Folgt man der Politologin Kathrin Stainer-Hämmerle, Leiterin der Public-Management-Lehrgänge an der FH Kärnten, lassen sich die Parteien hier in zwei Gruppen einteilen: diejenigen, die mehr oder weniger strenge staatliche Eingriffe fordern, und jene, die an die persönliche Verantwortung der Konsumenten und Bürger appellieren. "Nicht in jedem Salat muss eine Avocado drin sein", ließ beispielsweise ÖVP-Chef Sebastian Kurz wissen. Das ist einfacher, als direkt vor der Wahl eine CO2-Steuer vorzuschlagen, die, wie Kurz selbst sagte, die Bürger "zusätzlich belasten würde".
Spiel in beide Richtungen
Stellt man die Argumentationsmuster im Kontext der supranationalen Ebene bei Klimawandel und Migration und Flucht gegenüber, zeigt sich, dass das Spiel mit der EU in zwei Richtungen funktionieren kann.
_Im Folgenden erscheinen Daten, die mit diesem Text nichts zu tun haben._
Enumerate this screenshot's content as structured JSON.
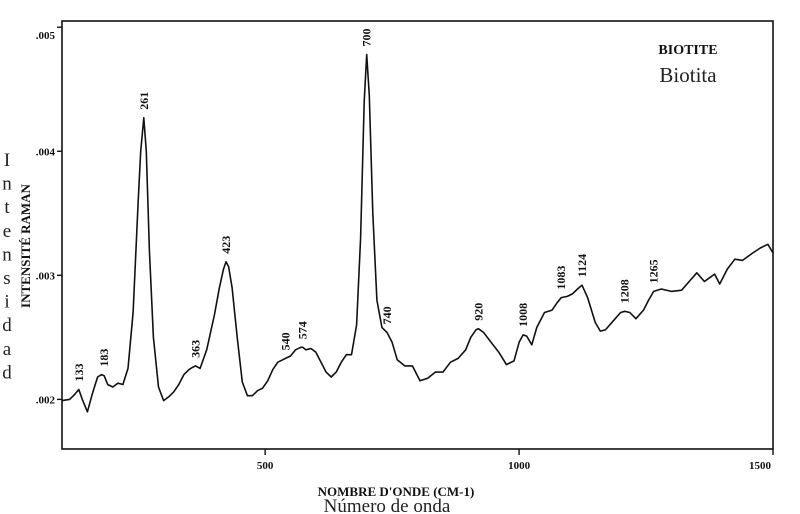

Weil es keine EU-Lösung bei der Verteilung von Flüchtlingen auf die EU-Staaten gibt, müsse man im Alleingang die Grenzen schützen - dass Kurz die Balkanroute geschlossen habe, war eine der wichtigsten Wahlkampf-Ansagen des ÖVP-Chefs. "Der Kampf gegen den Klimawandel kann nur gemeinsam gewonnen werden", sagte Kurz im Mai. "Die Europäische Union muss hier an einem Strang ziehen." Auch zur Delegierung von Verantwortung kann die EU dienen.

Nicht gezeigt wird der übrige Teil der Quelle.